Cheap Substitute for Sugar

[ Cheap Substitute for Sugar ] Dr. William James Almon

Contributors
Contributor Role
Compiler
Contributor Name
Dr. William James Almon

Date: Late 18th century; exact date unknown.

Publication Format
Manuscript

Type
Food

Ingredients
white honey
honey
spiritous liquor
treacle
water

Places
Halifax
Nova Scotia
Hamburgh
St. Petersburg
Hungary
Walachia
Spain

Source: Manuscript Notebook of Dr. William James Almon
Institution: Nova Scotia Archives | Source Origin: Almon Family Fonds | Reference: MG 1 / Microfilm Reel 10,045

Description

Instructions from Hamburg and Petersburgh explaining how to make a sugar substitute from honey and treacle, p. 238. The first part of the entry was published as "Means of lessening the Consumption of Sugar" in The Phoenix; Or, Weekly Miscellany Improved, Vol. 3, No. 53 (10 July 1793), pp.348-49.


Images
Transcription

A pastry-cook at Hamburgh named Holzen, amas-
-sed a considerable fortune by using white honey, in-
-stead of sugar, in syrups, cordials, stewed fruit
and confectionary. He procured his Honey from 
Hungary, Walachia, and Spain; and the method
he employed to purify it was as follows:
After having melted, scummed, and clarified it, he
dipped into it five or six times successively, a large
nail, made each time, red hot in the fire. He 
also mixed with every half pound of honey a spoon-
-ful of spirituous liquor, which destroyed its melleous
taste. Tarts, especially those composed of cherries or
gooseberries, stewed fruit, prunes &cc. made with
this Honey, were much finer, and wholesomer than
those made with Sugar, and cost only half the
expence, as the price of honey is much less, than
that of Sugar, and as twelve ounces of the former 
will go as far as sixteen ounces of the latter.

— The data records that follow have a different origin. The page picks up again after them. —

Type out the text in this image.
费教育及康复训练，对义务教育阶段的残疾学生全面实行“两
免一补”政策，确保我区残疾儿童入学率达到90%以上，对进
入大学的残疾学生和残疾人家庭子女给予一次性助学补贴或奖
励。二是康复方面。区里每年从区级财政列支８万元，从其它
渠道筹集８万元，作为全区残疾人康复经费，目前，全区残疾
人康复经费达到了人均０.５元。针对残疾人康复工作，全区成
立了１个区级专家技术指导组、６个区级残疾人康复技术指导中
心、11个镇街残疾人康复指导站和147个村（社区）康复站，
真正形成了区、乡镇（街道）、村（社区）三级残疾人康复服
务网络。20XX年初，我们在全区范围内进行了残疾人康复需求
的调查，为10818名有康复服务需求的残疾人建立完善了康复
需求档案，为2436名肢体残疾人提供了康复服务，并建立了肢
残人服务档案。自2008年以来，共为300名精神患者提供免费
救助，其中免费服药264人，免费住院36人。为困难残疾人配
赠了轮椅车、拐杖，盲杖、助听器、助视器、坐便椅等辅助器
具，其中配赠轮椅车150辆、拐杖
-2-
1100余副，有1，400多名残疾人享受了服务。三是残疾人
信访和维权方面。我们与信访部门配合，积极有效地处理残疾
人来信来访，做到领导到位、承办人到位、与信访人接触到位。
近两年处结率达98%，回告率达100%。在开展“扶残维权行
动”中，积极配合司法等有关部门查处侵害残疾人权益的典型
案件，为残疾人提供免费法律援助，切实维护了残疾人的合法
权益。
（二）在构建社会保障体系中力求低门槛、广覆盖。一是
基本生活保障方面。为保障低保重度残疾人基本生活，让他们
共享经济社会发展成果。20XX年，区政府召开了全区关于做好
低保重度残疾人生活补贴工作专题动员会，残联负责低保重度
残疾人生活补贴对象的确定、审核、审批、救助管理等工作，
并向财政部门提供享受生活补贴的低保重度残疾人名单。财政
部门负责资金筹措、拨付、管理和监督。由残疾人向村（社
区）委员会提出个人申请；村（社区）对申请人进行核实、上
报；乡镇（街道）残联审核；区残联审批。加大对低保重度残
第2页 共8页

Cheap Substitute for Sugar

The celebrated Mr. Lowitz of Petersbourg has
invented the following process for obtaining a suc-
-cedaneum to sugar equally pleasant and salutary 
Viz. Take twelve pounds weight of treacle, w.th
the same weight of water; then grossly bruising
three pounds of charcoal thoroughly burnt, mix
the whole in a caldron, and let the mixture
boil gently; for half an hour; on a clear wood
fire. - After pouring the liquor through a strain-
-ing bag, replace it on the fire, that the super-
-fluous water may evaporate, and the treacle 
attain its original consistence. 

Annotations
The region of northern Romania between the Carpathian Mountains and the Danube.
German-born Johann Tobias Lowitz (1757-1804) was a celebrated chemist and member of the Imperial Academy at St. Petersburg, Russia. His discovery of the uses of charcoal, especially for purifying water, were well known. (See Almon's entry on the uses of charcoal.)